Il 26 luglio scorso D'Ambrosio, a cui Napolitano ha voluto dedicare questa pubblicazione, fu colto da morte improvvisa, per arresto cardiaco. Fu lo stesso Capo dello Stato a darne l'annuncio. Il 18 giugno, dopo che diversi giornali avevano pubblicato, dedicandogli grande spazio e rilievo i testi di conversazioni telefoniche con il senatore Nicola Mancino, intercettato nell'ambito di un'indagine della Procura di Palermo sulla trattativa Stato-mafia, D'Ambrosio, fortemente colpito dalla presentazione e dall'interpretazione datane con clamore da vari organi di stampa, aveva indirizzato a Napolitano una lettera che ora viene pubblicata insieme alla risposta.
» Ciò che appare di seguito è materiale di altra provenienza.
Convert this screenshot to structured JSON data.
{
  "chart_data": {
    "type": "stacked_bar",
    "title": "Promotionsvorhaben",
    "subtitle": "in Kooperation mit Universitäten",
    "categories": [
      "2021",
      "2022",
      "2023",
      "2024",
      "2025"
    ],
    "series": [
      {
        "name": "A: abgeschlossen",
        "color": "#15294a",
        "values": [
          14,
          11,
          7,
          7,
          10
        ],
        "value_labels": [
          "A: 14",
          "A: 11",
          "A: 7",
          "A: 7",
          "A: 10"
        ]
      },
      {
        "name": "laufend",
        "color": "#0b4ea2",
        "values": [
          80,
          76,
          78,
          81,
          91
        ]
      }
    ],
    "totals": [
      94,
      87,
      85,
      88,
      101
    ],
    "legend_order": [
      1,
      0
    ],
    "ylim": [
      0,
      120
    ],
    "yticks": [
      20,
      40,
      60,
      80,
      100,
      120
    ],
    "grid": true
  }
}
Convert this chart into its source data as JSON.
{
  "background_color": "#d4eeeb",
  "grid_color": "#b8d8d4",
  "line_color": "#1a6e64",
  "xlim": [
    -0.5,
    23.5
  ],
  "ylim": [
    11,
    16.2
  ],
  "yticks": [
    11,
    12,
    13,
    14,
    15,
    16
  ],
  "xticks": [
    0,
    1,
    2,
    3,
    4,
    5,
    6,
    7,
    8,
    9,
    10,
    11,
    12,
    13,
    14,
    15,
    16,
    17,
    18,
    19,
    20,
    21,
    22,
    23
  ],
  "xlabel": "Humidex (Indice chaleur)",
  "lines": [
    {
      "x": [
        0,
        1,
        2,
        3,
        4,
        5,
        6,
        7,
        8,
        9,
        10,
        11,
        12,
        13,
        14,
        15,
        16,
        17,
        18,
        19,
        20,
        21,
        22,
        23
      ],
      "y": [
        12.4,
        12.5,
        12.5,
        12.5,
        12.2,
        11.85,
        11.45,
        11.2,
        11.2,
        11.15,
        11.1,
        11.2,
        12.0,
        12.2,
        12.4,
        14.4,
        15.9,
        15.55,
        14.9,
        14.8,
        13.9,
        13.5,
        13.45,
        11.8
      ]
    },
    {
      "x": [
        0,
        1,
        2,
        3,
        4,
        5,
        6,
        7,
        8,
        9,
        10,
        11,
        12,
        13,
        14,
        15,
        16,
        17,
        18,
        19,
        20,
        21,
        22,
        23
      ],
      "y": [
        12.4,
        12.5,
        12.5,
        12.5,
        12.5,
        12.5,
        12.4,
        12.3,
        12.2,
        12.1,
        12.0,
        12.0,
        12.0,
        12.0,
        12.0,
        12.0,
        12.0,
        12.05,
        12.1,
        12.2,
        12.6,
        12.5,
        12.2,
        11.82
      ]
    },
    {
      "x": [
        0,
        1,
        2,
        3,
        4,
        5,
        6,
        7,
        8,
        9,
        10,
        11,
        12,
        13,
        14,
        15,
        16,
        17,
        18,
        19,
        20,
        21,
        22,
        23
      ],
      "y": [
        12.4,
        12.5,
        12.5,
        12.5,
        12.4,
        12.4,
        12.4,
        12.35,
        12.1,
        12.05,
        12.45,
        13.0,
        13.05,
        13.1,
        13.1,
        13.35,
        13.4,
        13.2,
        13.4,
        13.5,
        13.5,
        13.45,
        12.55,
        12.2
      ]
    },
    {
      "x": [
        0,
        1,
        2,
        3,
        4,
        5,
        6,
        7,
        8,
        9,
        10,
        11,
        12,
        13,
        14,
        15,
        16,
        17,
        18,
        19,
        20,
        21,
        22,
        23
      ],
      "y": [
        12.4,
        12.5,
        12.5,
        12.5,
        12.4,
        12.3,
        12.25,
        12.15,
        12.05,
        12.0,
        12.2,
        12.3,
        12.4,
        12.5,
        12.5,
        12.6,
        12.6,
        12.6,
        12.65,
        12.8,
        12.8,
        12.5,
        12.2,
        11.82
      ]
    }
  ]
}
D'Ambrosio, "condotta ineccepibile in questi sei anni" - “Ciò non significa che io non comprenda il suo stato d'animo e la sua indignazione (dire amarezza è poco). Le sue condotte, così come le ha ricostruite nella sua lettera - scriveva tra l'altro il Presidente della Repubblica- sono state, e non solo in questi 6 anni, ineccepibili; e assolutamente obiettiva e puntuale è la sua denuncia dei comportamenti perversi e calunniosi - funzionali a un esercizio distorto del proprio ruolo - di quanti, magistrati, giornalisti e politici, non esitano a prendere per bersaglio anche lei e me". “Non posso, però, che invitarla - scriveva ancora il presidente della Repubblica a D'Ambrosio - a uno sforzo di rasserenamento e di ferma, distaccata predisposizione a reagire agli sviluppi della situazione. Traendo conforto anche dall'apprezzamento e dal rispetto che nutrono per lei tutti i galantuomini che operano nel mondo della giustizia o hanno comunque avuto modo di conoscerla e seguirla. Lo sforzo a cui la invito - concludeva Napolitano- non è facile; e lo so perché non solo a esemplari servitori dello Stato, ma anche a politici impegnati in attività di partito e nelle istituzioni, possono toccare amarezze e trattamenti tali da ferire nel profondo. Lo potrà rilevare leggendo qua e là la mia autobiografia politica, che le invio - pur avendone lei forse già copia- come segno di amicizia e fiducia".

D'Ambrosio a Napolitano: "Nessuna pressione per aiutare Mancino" - In una lettera inviata al presidente della Repubblica, datata il 18 giugno, il consigliere giuridico del Colle assicurava di non aver “mai esercitato pressioni o ingerenze che, anche minimamente potessero tendere a favorire il senatore Mancino o qualsiasi altro rappresentante dello Stato comunque implicato nei processi di Palermo, Caltanissetta e Firenze". Con quelle autorità giudiziarie, sottolineava D’Ambrosio, "mi sono comportato con lo stesso rispetto che, sia in questi anni sia dall'inizio della mia attività professionale, ha ispirato i miei comportamenti con chi è chiamato a esercitare in autonomia e indipendenza le funzioni di magistrato. Qualunque mio collega può esserne testimone".